A recent change in the Innova portfolios was a rotation in our exposure to government bonds, taking a more deliberate exposure to US Treasury Bonds in favour of a broader exposure to global sovereign bonds.

We summarise this investment decision with the following idea:

Evidence suggests that there is still a high chance of recession in the US, and globally. When we look at where assets are priced at the moment, we believe this high level of recession risk is not priced in (for equities in particular) – but at the same time, no model is perfect, and this may not happen.

We therefore want to own assets which can (and historically have) acted as a hedge against equity market downturns and recessionary risks, but also are priced attractively enough today that we’d be happy to hold them if a recession doesn’t end up happening.

[Innova’s internal US recession indicator is pricing in a greater than 70% chance of a recession within 12 months – historically, that has been the point at which recession nearly always happens.]
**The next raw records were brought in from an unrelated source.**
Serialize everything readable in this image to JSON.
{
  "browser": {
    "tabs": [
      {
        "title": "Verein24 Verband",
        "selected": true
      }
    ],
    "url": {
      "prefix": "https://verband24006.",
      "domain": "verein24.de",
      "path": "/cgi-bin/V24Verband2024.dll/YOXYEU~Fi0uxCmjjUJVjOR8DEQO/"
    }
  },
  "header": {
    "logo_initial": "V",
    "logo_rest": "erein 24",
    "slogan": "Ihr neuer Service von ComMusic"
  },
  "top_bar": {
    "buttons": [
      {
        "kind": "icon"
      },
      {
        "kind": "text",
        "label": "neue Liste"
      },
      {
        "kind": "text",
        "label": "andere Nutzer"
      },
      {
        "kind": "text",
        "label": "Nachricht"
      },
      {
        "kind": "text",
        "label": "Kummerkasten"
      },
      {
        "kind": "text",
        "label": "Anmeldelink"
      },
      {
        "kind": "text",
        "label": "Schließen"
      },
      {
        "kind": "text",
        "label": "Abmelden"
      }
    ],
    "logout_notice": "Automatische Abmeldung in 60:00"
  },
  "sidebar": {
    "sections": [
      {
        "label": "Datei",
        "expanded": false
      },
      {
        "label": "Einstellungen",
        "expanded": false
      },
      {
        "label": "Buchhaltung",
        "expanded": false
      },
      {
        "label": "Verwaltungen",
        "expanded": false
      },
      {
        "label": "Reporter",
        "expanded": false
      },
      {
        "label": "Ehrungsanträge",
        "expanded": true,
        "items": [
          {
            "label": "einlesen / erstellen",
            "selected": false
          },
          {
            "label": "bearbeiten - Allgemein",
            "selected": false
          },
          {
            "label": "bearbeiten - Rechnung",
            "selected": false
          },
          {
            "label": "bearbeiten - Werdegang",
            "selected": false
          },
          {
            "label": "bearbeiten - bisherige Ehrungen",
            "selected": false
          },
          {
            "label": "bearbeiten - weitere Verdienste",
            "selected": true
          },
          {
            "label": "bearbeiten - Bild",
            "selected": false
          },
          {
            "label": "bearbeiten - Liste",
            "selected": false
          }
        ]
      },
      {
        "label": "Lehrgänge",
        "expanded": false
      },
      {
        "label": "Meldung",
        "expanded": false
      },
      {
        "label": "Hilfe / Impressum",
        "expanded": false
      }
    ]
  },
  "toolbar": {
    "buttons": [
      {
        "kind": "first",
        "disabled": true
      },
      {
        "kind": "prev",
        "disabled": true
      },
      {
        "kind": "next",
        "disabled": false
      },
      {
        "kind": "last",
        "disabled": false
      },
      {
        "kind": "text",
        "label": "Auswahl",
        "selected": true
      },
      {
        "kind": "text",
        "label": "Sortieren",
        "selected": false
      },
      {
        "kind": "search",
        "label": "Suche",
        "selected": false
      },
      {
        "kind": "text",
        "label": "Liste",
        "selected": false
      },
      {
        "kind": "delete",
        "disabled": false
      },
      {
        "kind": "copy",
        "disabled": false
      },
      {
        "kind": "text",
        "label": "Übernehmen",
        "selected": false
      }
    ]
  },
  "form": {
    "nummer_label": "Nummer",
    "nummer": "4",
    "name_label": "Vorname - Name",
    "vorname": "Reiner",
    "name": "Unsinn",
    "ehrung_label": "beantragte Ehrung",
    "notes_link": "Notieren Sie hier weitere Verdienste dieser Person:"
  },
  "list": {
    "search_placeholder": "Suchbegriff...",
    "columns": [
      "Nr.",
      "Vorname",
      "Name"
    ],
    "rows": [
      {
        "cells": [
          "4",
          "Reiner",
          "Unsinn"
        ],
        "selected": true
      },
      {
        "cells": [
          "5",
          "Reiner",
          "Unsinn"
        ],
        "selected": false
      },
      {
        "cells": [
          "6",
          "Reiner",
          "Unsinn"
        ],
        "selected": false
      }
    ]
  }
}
The Current Case for US Treasury Bonds

US Treasury Bonds, like all government bonds, have an element of total return from their interest payments (yield), as well as the potential for capital gain/loss as a result of the bond price moving inthe open market.

As we covered in our note on a total return model for fixed income, the best place to invest client funds when buying bonds are assets which have an attractive yield and that yield may fall in the future – if you own the asset when the yield falls, you gain in capital appreciation, since yields down = price up.

With that dynamic in mind, consider the below chart of three major yield curves:

The US yield curve is inverted, meaning shorter-dated bonds are yielding higher than longer-dated. This is not a regular phenomenon, as longer-dated bonds require a premium to justify investors locking their funds up for longer periods of time.

Hence over time the yield curve always uninverts, and it may be favourable to invest into the part of the curve that tends to fall (shorter-dated bonds) as you are getting a higher yield and potential capital upside.

In this case, the US yield curve is offering a significantly higher premium over other countries, including the European Union which are also inverted, whilst the Aussie yield curve is actually positively sloping, one of the few major developed economies to still enjoy this ‘healthy’ shape.

Purely looking by today’s merits, buying US Treasuries between 2 – 5 years in maturity yields you around 4.0% per annum on a AAA-rated government security, with potential to provide further upside if the curve uninverts via short dated yields falling below long-dated.

The investment case gets stronger, when you couple the historical attributes of buying bonds with this attractive current setup.

The Historical Case for US Treasury Bonds

Looking back across periods of recession in the US, specifically since the 1960s, US Treasuries have provided support during equity market weakness. We caveat this by saying this was most certainly not the case during 2022, however 2022 was not a recessionary bear market nor were there “normal” dynamics playing out in bond markets.

And more specifically, the 2-5 year region of the US yield curve appears to offer the most consistent profile of return and volatility across time – this consistency, reliable fall in yields (rise in price) and lowered volatility compared to longer-dated bonds, all add to a compelling investment thesis.

Could an investor look at longer-dated bonds to try and seek higher returns? Absolutely.

However despite their higher upside, long-dated bonds have a far greater potential for violent price swings which aren’t suitable to a managed account – they require an active trading hand and a high risk tolerance, and therefore if these became more attractive we’d likely look to an active manager to handle such an investment.


We’ve written before about looking for opportunities to add specific, targeted risk back into the Innova portfolios, as certain areas of the market start to look more attractive.

Though government bonds might not seem like a risky asset, interest rate risk is still something to be managed in the portfolio, and can be a source of capital gain if you are prudent and buy at the right valuations (as with all investments).

We haven’t necessarily added more duration risk to the table, rather switched out of a less focused global basket to a highly targeted investment in shorter-dated US Treasuries – however this is undoubtedly an attractive area to hedge client funds against equity market weakness, collect yield and potentially participate in upside when the US yield curve returns to a positive slope.

To be offered all those three things at once is a rare opportunity, and it’s exactly the type of setup we are constantly looking for.